As expected it went quiet so we went wandering.  Fishing the other river has made me even more impatient so we moved every forty five minutes or so and there were few areas within reach we didn’t try at some point.  Mr W managed another small fish and later had a creature giving him a run around but it turned out to be a low double foul hooked in the tail.  The afternoons have been quiet here this season and this was the case again but at least the drizzle had stopped.  We kept on moving, trying a couple of areas I haven’t fished in years and here we did find some fish, in the form of a dropped take each.  By the time the sun was dropping we too were sagging so decided to get away home before the roads went mental.

Either side of that I had two trips out on the special place which epitomises the fishing there at this time of year.  I’d waited for conditions to be in my favour and mild, cloudy with a breeze does nicely, I knew well where I wanted to fish.
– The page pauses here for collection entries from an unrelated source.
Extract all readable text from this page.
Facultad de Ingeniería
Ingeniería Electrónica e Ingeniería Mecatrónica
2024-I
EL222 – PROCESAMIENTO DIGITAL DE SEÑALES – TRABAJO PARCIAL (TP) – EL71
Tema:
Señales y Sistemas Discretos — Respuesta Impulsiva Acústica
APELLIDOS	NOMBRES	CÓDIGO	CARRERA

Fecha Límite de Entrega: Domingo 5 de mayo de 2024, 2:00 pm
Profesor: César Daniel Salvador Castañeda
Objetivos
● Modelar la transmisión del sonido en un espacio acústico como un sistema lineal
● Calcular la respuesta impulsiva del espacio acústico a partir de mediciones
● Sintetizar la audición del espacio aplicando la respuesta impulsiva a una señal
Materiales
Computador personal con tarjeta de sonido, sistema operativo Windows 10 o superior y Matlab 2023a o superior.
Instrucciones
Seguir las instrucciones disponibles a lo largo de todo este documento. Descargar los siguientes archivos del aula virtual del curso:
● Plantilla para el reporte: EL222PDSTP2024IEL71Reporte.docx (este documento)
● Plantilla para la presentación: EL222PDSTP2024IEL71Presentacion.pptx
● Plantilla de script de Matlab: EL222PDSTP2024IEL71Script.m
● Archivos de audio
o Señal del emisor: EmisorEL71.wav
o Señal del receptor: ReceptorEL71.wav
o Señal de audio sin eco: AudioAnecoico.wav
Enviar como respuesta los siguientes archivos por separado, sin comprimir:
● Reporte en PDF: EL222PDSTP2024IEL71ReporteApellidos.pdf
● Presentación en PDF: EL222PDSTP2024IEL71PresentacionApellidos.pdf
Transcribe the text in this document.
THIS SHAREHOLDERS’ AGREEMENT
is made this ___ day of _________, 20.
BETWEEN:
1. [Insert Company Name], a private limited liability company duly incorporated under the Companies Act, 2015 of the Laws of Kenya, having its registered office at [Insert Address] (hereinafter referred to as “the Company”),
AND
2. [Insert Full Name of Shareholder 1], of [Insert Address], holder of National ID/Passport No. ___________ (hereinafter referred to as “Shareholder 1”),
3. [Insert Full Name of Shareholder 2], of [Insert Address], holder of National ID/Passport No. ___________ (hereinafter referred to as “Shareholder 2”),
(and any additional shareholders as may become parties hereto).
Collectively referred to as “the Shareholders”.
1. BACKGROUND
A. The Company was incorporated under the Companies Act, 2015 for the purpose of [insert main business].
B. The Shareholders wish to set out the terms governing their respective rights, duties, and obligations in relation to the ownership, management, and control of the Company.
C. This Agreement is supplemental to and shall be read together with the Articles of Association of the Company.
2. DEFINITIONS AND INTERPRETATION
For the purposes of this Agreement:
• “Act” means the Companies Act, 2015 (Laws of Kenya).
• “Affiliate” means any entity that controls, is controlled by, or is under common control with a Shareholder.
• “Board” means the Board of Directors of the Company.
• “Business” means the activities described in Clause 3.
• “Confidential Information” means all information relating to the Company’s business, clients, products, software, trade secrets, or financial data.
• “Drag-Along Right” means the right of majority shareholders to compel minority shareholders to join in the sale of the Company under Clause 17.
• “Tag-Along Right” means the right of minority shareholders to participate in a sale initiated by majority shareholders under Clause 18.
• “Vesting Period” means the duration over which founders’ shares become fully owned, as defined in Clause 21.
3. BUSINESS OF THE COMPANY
For once it went like clockwork and I managed to drop onto a fish early on then caught a couple more through the day which is a result at any time.  Then on the next trip I had almost identical conditions and was confident of a repeat but despite doing the same things in the same places I didn’t see a float move.  I should have known better but that’s Norfolk and I’ll be drawn back again before long.


With the rest of the household off doing stuff of their own I didn’t see any point in staying home alone so quickly got some bits and pieces together for an afternoon on the river.
  I was on the bank by 1330, walking a stretch of river I hadn’t looked at since the summer.  At that time I remembered it not been particularly inspiring from a Pikey point of view but there were a couple of pools worth searching so I walked a way downstream and set up on a nice looking bend.  The plan was simple, a couple of deadbaits dropped into likely looking spots for twenty minutes or so before moving onto another spot.

By 1530 I’d covered quite a bit of water, dropping baits into slacks, beside overhangs and sometimes bang in the middle but I hadn’t found any Pike.  My next spot was a place I’d caught plenty of silver fish back in the summer, with a small bush opposite me and a more substantial tree below me.  It was beneath this that I dropped half a bluey and after twenty minutes this was moving into mid river.  I set the hooks into something small and straight away I was aware the fight was ‘different’ and up popped another one of those spotty things.  It was a bit bigger than the one I’d caught in the summer, a new PB at 2-02 which somehow managed to get half a bluey into its gob.

I fished one more swim close to the car and enjoyed the sunset without anything else making off with a bait.  No Pike in the net this afternoon but searching out another stretch of water was time well spent.